One of the great things about digital photography is that as you expose each picture, the camera records what's called "EXIF" data along with the picture that includes things like the date it was shot, what camera and lens you were using, and what exposure modes and settings you used. You don't have to do a thing to record the EXIF data, it's recorded automatically and can be viewed in any photo-editing program. This information can be a huge help when it comes to organizing your digital photos because the dates and times that you shot the photos are recorded for you.
In addition, there are a number of excellent organizational programs for digital images that let you organize, categorize and keyword your photos so that you can store and locate all of your digital files in a computer without losing track of them. One excellent organizational program is Google's Picassa, and you can download it for free at www.picasa.google.com. Many digital cameras also come with a basic organizational program. However you choose to file your images, it's important that you start your system as soon as you begin shooting digitally. Keep this in mind: If you shoot just 20 new photos a week, you'll end your year with more than a thousand digital files—that's a lot of photos to keep track of without some help!
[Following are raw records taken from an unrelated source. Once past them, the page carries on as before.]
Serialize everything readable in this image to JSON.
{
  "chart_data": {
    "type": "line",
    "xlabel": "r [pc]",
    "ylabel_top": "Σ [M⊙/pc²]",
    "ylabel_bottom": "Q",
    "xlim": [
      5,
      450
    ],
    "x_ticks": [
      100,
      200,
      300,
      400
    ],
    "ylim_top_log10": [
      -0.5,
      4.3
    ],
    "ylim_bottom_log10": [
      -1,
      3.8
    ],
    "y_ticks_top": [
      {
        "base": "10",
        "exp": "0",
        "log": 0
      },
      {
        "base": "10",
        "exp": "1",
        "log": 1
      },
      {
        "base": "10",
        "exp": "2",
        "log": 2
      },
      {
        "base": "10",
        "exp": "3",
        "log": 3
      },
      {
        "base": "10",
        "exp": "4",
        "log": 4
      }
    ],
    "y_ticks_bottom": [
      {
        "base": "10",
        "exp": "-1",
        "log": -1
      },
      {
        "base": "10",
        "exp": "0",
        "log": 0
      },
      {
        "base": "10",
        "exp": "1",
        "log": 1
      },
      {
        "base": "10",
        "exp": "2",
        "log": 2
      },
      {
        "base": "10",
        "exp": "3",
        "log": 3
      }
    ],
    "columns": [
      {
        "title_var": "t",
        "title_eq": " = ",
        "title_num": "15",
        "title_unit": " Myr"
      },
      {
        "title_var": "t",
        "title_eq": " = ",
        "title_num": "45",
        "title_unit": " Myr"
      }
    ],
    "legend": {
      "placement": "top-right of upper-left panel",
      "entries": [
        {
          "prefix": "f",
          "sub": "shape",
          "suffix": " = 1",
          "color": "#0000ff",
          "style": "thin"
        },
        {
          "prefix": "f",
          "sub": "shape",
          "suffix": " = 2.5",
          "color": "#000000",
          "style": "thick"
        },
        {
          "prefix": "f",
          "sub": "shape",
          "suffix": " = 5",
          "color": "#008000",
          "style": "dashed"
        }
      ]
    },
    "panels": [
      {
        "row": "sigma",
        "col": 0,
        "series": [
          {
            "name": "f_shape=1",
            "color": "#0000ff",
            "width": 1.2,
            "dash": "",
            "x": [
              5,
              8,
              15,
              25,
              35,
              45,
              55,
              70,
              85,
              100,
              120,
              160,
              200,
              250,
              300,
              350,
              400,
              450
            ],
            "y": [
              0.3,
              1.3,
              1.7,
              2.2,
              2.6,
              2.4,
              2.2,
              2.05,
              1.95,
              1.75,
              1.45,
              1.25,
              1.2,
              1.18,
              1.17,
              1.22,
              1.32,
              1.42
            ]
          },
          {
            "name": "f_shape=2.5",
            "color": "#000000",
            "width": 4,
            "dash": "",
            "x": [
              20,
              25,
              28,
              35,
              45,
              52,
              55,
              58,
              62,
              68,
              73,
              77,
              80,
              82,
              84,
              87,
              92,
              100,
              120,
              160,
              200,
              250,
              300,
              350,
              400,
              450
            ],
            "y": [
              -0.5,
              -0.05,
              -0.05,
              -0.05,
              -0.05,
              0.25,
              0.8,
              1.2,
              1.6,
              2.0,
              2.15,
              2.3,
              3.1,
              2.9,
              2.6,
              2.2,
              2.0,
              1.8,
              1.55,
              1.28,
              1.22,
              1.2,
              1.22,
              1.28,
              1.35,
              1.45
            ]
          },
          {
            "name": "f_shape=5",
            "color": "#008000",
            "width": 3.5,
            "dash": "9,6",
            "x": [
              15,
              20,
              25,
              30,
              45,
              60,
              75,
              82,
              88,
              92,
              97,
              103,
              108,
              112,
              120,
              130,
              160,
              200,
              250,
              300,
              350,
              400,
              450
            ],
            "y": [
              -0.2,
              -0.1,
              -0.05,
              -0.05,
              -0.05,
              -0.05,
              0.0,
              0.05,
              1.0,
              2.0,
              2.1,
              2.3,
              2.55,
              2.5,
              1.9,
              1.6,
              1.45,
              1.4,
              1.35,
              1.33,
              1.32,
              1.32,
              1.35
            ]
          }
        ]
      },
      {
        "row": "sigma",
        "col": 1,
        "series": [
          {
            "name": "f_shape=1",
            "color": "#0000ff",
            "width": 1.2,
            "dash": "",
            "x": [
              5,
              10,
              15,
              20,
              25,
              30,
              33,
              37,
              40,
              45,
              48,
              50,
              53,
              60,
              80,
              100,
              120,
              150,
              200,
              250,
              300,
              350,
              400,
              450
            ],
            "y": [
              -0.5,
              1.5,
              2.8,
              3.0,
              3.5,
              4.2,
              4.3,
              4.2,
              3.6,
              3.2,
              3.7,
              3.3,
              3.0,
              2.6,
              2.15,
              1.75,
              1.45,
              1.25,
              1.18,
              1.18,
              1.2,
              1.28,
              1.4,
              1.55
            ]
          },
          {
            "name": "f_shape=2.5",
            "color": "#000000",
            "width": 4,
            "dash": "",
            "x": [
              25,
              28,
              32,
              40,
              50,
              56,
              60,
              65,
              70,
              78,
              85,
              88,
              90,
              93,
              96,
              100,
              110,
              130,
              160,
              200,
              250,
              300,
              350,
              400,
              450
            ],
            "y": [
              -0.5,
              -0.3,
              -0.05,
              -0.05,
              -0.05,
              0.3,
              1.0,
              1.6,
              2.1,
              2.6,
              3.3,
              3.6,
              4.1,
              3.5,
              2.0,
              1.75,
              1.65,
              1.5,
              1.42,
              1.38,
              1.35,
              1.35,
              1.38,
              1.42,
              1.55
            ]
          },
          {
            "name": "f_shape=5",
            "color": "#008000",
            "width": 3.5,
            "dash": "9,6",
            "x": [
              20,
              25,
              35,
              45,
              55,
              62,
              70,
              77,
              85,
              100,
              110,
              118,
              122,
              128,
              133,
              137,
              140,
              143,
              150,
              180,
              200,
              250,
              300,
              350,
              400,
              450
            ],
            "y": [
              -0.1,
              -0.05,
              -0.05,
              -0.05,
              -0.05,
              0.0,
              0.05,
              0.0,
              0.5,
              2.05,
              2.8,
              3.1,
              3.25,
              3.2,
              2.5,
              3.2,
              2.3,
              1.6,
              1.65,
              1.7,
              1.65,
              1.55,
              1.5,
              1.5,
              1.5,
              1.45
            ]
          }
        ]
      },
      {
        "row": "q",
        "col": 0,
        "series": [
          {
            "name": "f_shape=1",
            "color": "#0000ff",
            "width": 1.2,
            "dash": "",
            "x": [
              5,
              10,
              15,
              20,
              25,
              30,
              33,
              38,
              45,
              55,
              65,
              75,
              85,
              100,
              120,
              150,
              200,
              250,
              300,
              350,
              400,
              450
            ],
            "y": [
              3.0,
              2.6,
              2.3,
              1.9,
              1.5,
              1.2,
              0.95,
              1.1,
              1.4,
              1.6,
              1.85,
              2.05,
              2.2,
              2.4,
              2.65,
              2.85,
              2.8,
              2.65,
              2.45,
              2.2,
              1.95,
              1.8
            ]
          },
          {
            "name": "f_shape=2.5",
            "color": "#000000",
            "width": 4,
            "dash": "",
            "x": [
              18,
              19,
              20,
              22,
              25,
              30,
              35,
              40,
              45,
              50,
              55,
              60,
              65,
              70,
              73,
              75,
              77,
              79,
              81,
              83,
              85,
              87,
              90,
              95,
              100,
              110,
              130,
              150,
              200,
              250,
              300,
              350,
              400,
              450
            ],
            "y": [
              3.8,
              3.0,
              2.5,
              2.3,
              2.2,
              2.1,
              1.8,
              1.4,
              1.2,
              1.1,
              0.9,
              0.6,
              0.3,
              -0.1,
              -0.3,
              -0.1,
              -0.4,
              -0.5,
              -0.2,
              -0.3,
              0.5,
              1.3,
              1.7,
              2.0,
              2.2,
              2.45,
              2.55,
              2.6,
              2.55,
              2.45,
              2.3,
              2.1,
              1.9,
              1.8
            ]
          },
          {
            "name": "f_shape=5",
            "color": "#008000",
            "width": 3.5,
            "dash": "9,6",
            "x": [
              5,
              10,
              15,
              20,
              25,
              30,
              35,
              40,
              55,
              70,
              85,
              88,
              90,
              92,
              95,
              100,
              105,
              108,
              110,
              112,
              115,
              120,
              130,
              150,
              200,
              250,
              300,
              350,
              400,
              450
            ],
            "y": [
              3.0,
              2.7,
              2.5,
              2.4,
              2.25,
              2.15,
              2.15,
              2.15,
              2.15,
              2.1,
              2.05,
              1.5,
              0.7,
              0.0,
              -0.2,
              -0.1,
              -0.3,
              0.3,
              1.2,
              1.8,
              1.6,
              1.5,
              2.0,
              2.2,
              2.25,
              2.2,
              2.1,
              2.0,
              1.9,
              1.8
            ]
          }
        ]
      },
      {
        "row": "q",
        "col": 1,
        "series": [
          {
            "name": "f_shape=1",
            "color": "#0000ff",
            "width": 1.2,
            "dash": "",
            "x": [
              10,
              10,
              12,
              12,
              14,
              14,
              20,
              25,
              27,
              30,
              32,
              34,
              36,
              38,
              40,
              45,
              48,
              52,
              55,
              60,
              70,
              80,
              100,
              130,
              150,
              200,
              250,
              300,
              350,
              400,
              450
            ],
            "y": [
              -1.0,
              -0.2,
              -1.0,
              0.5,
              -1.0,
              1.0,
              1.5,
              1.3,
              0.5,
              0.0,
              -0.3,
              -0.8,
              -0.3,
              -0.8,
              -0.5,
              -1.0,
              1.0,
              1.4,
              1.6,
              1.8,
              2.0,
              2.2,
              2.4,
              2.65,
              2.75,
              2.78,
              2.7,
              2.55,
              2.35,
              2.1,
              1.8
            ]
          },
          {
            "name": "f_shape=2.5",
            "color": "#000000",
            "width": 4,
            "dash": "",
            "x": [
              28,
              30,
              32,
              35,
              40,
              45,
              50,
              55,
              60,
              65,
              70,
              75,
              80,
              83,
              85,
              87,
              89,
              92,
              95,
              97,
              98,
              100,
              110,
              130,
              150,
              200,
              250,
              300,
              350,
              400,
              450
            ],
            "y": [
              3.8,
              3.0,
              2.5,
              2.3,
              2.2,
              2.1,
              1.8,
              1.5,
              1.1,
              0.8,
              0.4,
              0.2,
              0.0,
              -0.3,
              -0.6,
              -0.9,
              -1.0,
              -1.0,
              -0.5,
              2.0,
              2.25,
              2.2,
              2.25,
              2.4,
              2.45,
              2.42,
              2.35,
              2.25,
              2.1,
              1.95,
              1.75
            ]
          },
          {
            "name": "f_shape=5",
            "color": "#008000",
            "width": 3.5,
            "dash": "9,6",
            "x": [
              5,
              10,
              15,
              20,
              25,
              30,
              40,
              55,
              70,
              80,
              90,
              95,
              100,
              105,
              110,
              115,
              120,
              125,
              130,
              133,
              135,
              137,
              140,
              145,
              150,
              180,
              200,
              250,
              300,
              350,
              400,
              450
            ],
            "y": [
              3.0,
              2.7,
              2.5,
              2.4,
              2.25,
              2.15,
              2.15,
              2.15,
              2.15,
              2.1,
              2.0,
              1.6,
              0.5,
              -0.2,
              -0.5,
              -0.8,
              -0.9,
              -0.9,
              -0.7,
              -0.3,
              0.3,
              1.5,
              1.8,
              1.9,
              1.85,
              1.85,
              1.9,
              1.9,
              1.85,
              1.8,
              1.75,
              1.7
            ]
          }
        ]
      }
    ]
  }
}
Logistics aside, it's important to give your photo travel journals elements of both visual surprise and emotional discovery. In other words, you want to make them interesting. In the same way that motion pictures have lulls leading to dramatic moments that lead to higher crescendos and then settle down to quieter interludes, so can your slide shows or online galleries.
Mixing up views of recognizable landmarks with interesting detail shots and informal portraits will provide visual variety, too. Try to mix ordinary scenes—breakfast by the pool—with those spectacular aerial shots of Angel Falls. The emotional contrast will surprise and entertain viewers.
Finally, don't be afraid to jazz up your digital productions with shots of trip mementos (a basket full of pine cones from Flagstaff) or insert copies of postcards that you bought and then scanned into your computer.